Bond is another type of debt insutrument which is very common among private institutions, companies and government institutions. The investor issues a loan in return of the bonds from the company and the company or the government institution also promises to repay the loan on the due date or on the maturity of the bond.
Bonds are considered to be the safest investment options in the investors world. Bonds carry a guarenteed rate of return which is generally lower than the other investment options but are secured in terms of repayment and timely receipt of interest payment.
Some people might think that the due to lack of security a debenture is considered riskier than the bond, but this is not the case.
Why Companies Issue Bonds?
This is a debated question why companies issue bonds to raise capital instead of borrowing money directlly from a bank.
Companies issue bonds to raise capital for their business and keeping promits in mind, these corporations issue bonds which is pay a less amount as interest to the investors than what they had to pay for a bank loan. Usually the rate of interest on a bond is less than the rate of interest that is offered on a bank loan.

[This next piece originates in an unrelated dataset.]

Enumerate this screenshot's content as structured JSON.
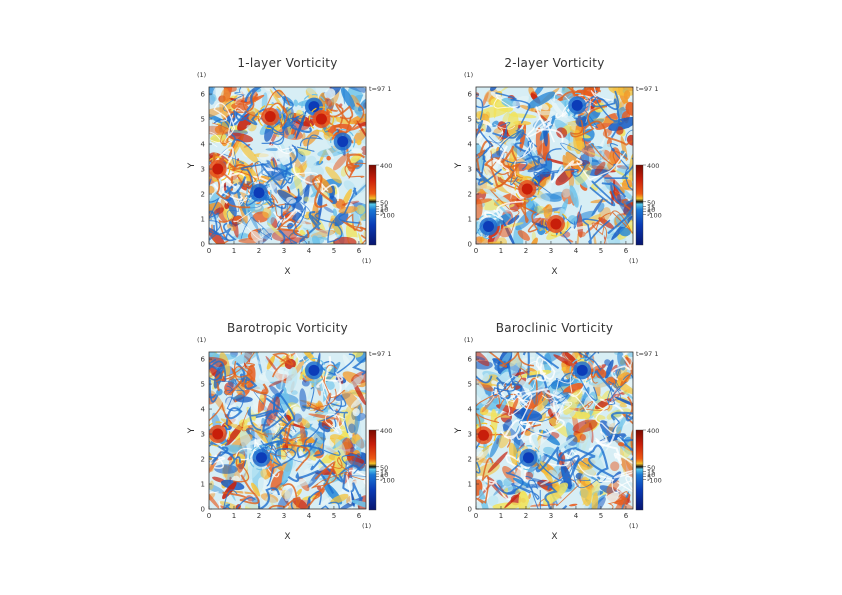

By getting the loan at a low rate of interest companies able to invest actively in the growth projects. Issuing bonds also comes with the freedom to operate the business at per its own will and without any restrictions on expansion and growth as in case of bank loans, they do not agree for raising more debt and do any type of merger or acquisition.
Issuing bond by the corporations attracts large number of investors and it is very easy to keep a track as the interest paid and maturity date are same for all the money lenders or investors.
The interest rate on bonds depends on the credit quality and duration for which the bond is issued. The maturity period of bonds depend of the company and the period can vary from 1 month to as long as 30 years or even perpetual which means the investor will get the interest lifetime.
What is the Difference Between Corporate Bond and Government Bond?
Corporate bonds are issued by private corporations to fund their growth and expansion or day to day business needs whereas government bonds are issued by government to fund for infrastructure projects, development projects, paying salaries to employees etc.
The corporate bonds are generally riskier than the government bonds as governemnt is less likely to fail in making their payments on due date. Therefore corporate bonds give a higher rate of interest than government bonds due its risk factor.
Before making any investment plan in any of the investment opportunities whether in government bonds or corporate bonds always take care of the maturity period, rate of interest and the credibility of that organisation.
Conclusion
For private companies and government departments, issuing bonds comes with the opportunity to raise easy money from the public without diluting any ownership of the company. There are different varieties of bonds available in teh market ranking from different maturity period and rate of interest.
Due to the wide variety of investment options, the investors must come prepared with the research on the companies offering these bonds, so that they can decide where to invest their money and also check previous records of the company and the average rate of interest offered by the company.
For investors who are not so educated in financial markets can take help from financial professionals in understanding where to invest their money and also the risks involved in investing in corporate of government bonds. The major risks involved are of the rising rate of interest and the company going bankcrupt. In case the company goes bankcrupt, then the investor can loose his partial or the whole money.